The Leveraged-Ability Hypothesis: Once you pass a certain threshold of skill in a field, you’ll encounter many opportunities for related activities that will improve your perceived ability without requiring an excessive time commitment.

The Productivity Purge:

Label on a sheet of paper with the names of your focused pursuits, one or two is optimal. (Learning to play guitar, etc. can be labeled as “extra”)

Under each label list all of the related projects currently in progress. The word “project,” in this context refers to anything that requires a regular time commitment.

For each list, put a star next to the one or two projects that you think have the greatest chance of retuning rewards. “Rewards” refers to advances in your ability. For the “extra” list, you can star the one or two projects that you enjoy the most.

Consider the non-starred projects. See if you can eliminate them.

Now you should have only a small number of projects for each focused pursuit.
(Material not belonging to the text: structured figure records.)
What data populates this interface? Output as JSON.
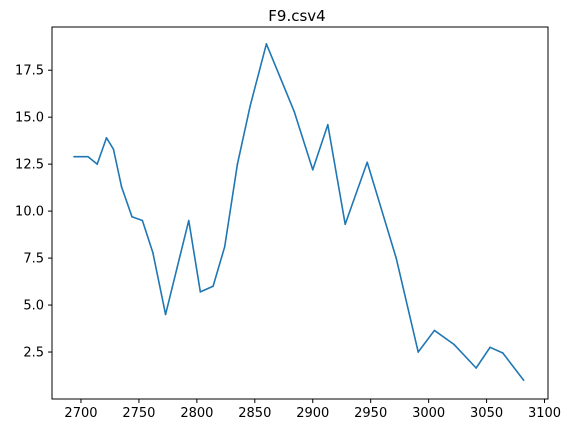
{
  "chart_data": {
    "type": "line",
    "title": "F9.csv4",
    "xlabel": "",
    "ylabel": "",
    "xlim": [
      2675,
      3103
    ],
    "ylim": [
      0.0,
      19.8
    ],
    "x_ticks": [
      2700,
      2750,
      2800,
      2850,
      2900,
      2950,
      3000,
      3050,
      3100
    ],
    "y_ticks": [
      2.5,
      5.0,
      7.5,
      10.0,
      12.5,
      15.0,
      17.5
    ],
    "x_tick_labels": [
      "2700",
      "2750",
      "2800",
      "2850",
      "2900",
      "2950",
      "3000",
      "3050",
      "3100"
    ],
    "y_tick_labels": [
      "2.5",
      "5.0",
      "7.5",
      "10.0",
      "12.5",
      "15.0",
      "17.5"
    ],
    "grid": false,
    "series": [
      {
        "color": "#1f77b4",
        "x": [
          2694,
          2706,
          2714,
          2722,
          2728,
          2735,
          2744,
          2753,
          2762,
          2773,
          2783,
          2793,
          2803,
          2814,
          2824,
          2835,
          2846,
          2860,
          2872,
          2884,
          2900,
          2913,
          2928,
          2947,
          2972,
          2991,
          3005,
          3022,
          3041,
          3053,
          3064,
          3082
        ],
        "y": [
          12.9,
          12.9,
          12.5,
          13.9,
          13.3,
          11.3,
          9.7,
          9.5,
          7.8,
          4.5,
          7.0,
          9.5,
          5.7,
          6.0,
          8.1,
          12.5,
          15.6,
          18.9,
          17.1,
          15.3,
          12.2,
          14.6,
          9.3,
          12.6,
          7.5,
          2.5,
          3.65,
          2.9,
          1.65,
          2.75,
          2.45,
          1.0
        ]
      }
    ]
  }
}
Part III – The Law of Innovation

Pursue accomplishments that are hard to explain, not hard to do

The Failed-Simulation-Effect: if you cannot mentally simulate the steps taken by a student to reach an accomplishment, you will experience a feeling of profound impressiveness.
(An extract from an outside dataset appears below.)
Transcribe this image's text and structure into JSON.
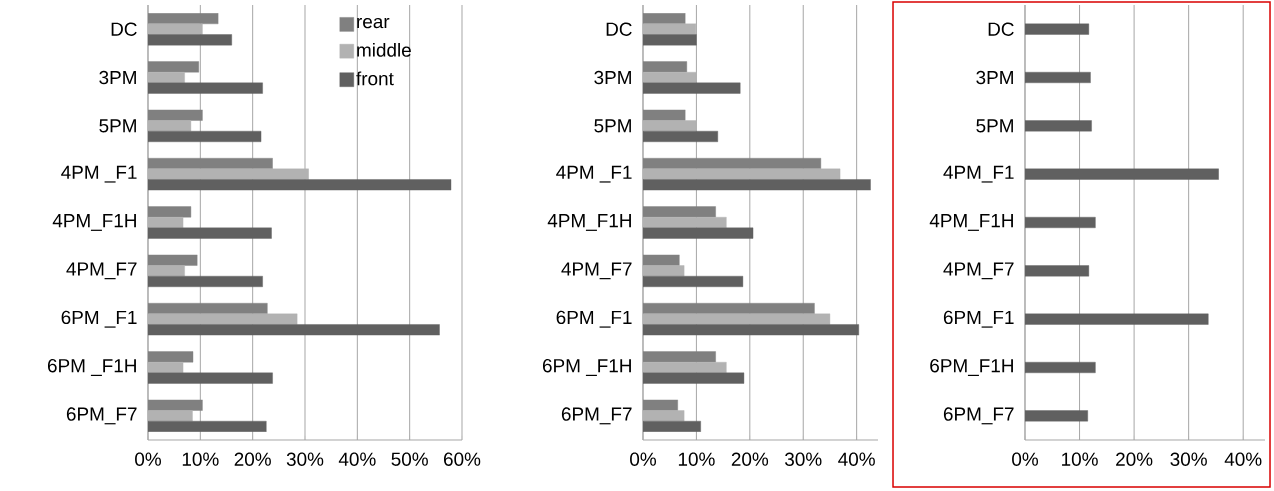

Ex. Violin player: if a violin player is very good, you can still probably trace the steps to get where they are and it is unimpressive. However, if the Violin player played at Carnegie Hall, the failed-simulation effect returns

-Research shows that you evaluate other people by first comparing them to yourself

-If during this comparison you can’t imagine yourself doing what someone else did, then you’re left to assume that he or she possesses some ability that you lack.
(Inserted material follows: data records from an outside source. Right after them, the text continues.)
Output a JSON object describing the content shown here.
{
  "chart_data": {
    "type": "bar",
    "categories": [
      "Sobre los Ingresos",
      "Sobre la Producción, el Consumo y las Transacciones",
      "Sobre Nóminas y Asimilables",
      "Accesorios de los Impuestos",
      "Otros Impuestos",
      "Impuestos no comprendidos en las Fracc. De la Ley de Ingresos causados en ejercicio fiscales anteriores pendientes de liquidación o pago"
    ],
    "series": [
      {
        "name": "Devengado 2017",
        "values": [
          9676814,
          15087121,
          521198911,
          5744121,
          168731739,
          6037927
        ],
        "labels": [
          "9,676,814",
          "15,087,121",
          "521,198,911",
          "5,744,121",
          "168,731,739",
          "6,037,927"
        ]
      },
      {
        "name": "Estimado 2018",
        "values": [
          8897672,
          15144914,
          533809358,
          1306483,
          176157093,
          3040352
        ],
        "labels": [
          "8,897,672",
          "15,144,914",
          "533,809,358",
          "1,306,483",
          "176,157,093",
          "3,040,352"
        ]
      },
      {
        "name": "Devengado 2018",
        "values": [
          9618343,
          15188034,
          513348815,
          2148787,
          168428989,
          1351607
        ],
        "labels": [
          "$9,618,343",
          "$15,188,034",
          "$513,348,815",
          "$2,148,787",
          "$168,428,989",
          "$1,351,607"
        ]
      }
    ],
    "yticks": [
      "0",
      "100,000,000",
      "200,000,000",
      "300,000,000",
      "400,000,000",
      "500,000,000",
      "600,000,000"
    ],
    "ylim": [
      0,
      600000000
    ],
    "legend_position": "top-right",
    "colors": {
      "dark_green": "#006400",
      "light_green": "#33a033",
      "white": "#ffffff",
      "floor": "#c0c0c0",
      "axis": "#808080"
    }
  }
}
-In American culture, impressiveness is tied more to special abilities than it is to persistence or inventiveness.

3 Rules of Innovation:

Innovators don’t try to think up innovations from scratch —the instinct is to want an innovative activity RIGHT NOW, and the ego inside asks “what if it never comes?”

You shouldn’t care to be involved with any activity that you can easily imagine being involved with.

Innovators join closed communities and pay their dues —open = school government, hidden = LARP communities, Closed = Book Deal —> you must PAY YOUR DUES

Innovators leverage their way up to innovation —“What’s a project that I’m well suited to finish efficiently and competently right now?”


Leverage one project to get to another AKA the long term strategy


“It’s hard as a high school student to just sit around and think up some fascinating thing—like some entirely new organization or magazine. It’s much easier to just find something you’re really interested in and show them that you could be useful.”

Doing a reasonable amount of hard work over a long period of time, trumps doing an insane amount of work over a short period of time.

A trap when looking to innovate is entering a community that already has clear role for volunteers.

Instead identify organizations that don’t have routines in place for dealing with students and find something they are missing, something they need help with that could really benefit them and then offer to supply it.

Once you have your “shadow job,” set aside a fixed number of hours (5-10) where you will show up every time to do the work

Create an innovation map to deconstruct innovators before you:

Precipitating event


Work required

Precipitating event


Work required

If your endeavor can be “sloganable” all the better, ex. Bestselling author, attempting to visit every country, etc.

-Strip the idea to its core: if it can’t be explained in one sentence, you need to simplify it.

-Inflate your ambition: “what if I doubled the ambition of this project?” —ask however that it is still feasible. Often it turns out that getting a project started is harder than growing it once it going.

-Apply the jaded-brother test

Innovation won’t come easily at first as you’re struggling to master all the moves. But once the subsidiary skills click into place, it will be like achieving a balanced stroke.